I do encourage my students. I really hope they will persevere and get published. But in the long run, talent doesn't help that much. In fact, the best writers in class don't continue somehow. It's usually the middling ones that continue and finish a book and actually get published.
Why do you think the best ones don't keep writing?
Perhaps they have more things to do. Maybe they have more opportunities because they are more capable of doing more things. Also, I think the most talented are also the most fragile, and they get frustrated easily and give up.
Do you read others' books when you're writing?
I read quite a bit. What I read depends on the project. But yes, even when I'm writing, I always read others' work. I have no way to avoid that since I'm teaching writing.
Besides reading the things I'm obligated to read, I read writers I really like. For example, Mavis Gallant and Carol Shields. I don't want to lose my own voice, but I have to stay related to great books. I often read a passage from a great book to regain my own sense of writing. For instance, Anna Karenina or One Hundred Years of Solitude. I use both that great writing and the obligatory reading as inspiration.

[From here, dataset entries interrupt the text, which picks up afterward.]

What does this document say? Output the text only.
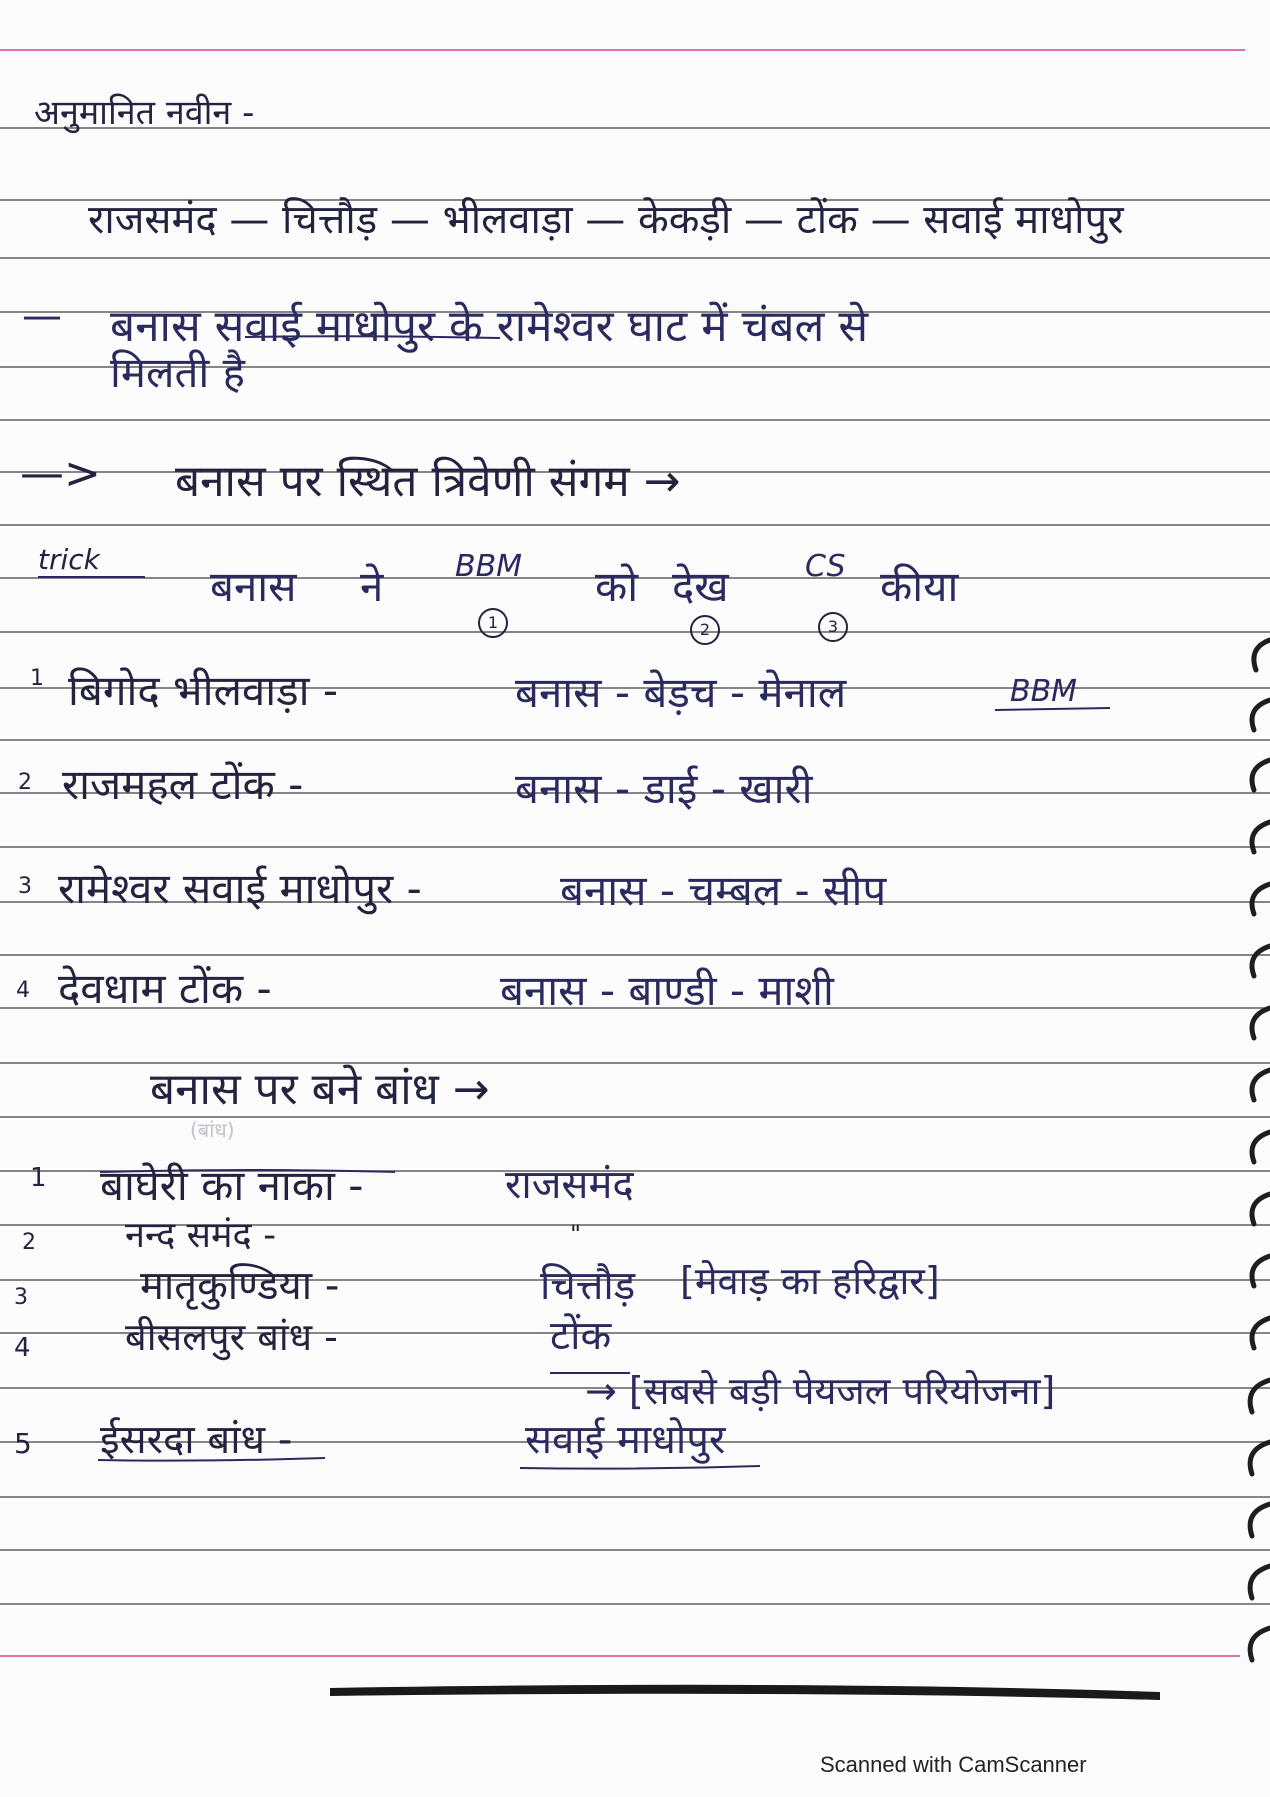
अनुमानित नवीन -
राजसमंद — चित्तौड़ — भीलवाड़ा — केकड़ी — टोंक — सवाई माधोपुर
— बनास सवाई माधोपुर के रामेश्वर घाट में चंबल से
मिलती है
—> बनास पर स्थित त्रिवेणी संगम →
trick
बनास ने BBM को देख	CS कीया
1	2	3
1 बिगोद भीलवाड़ा -	बनास - बेड़च - मेनाल	BBM
2 राजमहल टोंक -	बनास - डाई - खारी
3 रामेश्वर सवाई माधोपुर -	बनास - चम्बल - सीप
4 देवधाम टोंक -	बनास - बाण्डी - माशी
बनास पर बने बांध →
(बांध)
1 बाघेरी का नाका -	राजसमंद
2 नन्द समंद -	"
3	मातृकुण्डिया -	चित्तौड़ [मेवाड़ का हरिद्वार]
4 बीसलपुर बांध -	टोंक
→ [सबसे बड़ी पेयजल परियोजना]
5 ईसरदा बांध -	सवाई माधोपुर
Scanned with CamScanner
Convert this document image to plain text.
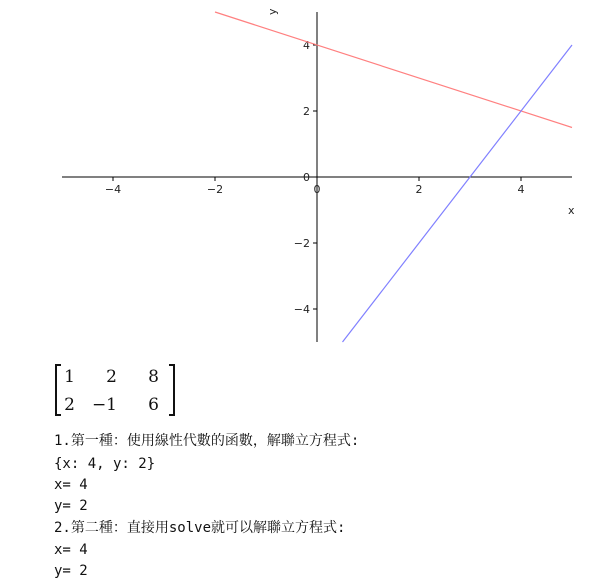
−4	−2	0	2	4
−4
−2
0
2
4
x
y
1	2	8
2 −1	6
1.第一種：使用線性代數的函數，解聯立方程式:
{x: 4, y: 2}
x= 4
y= 2
2.第二種：直接用solve就可以解聯立方程式:
x= 4
y= 2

The publishing industry is changing at a rapid rate, not just with technology, but with the dissolving of many borders. Nationalities and cultures and histories are more fluid than ever. How do you see the literary landscape changing as we all become more global citizens, and therefore global readers?
The readers are there, but maybe they're not reading books anymore, they're reading different kind of texts. Books will survive, although maybe the readership will be smaller. Ironically, in China, the readership is getting bigger. Maybe in Korea, too? The number of readers in Asia is not shrinking as seriously as they are here. Maybe they have more access to books since books are cheaper there? Maybe for cultural reasons, too. Many Americans don't read books. In Asia, books are traditionally more respected. A culture of reading still remains there.
Terry Hong writes BookDragon, a book review blog for the Smithsonian Asian Pacific American Program.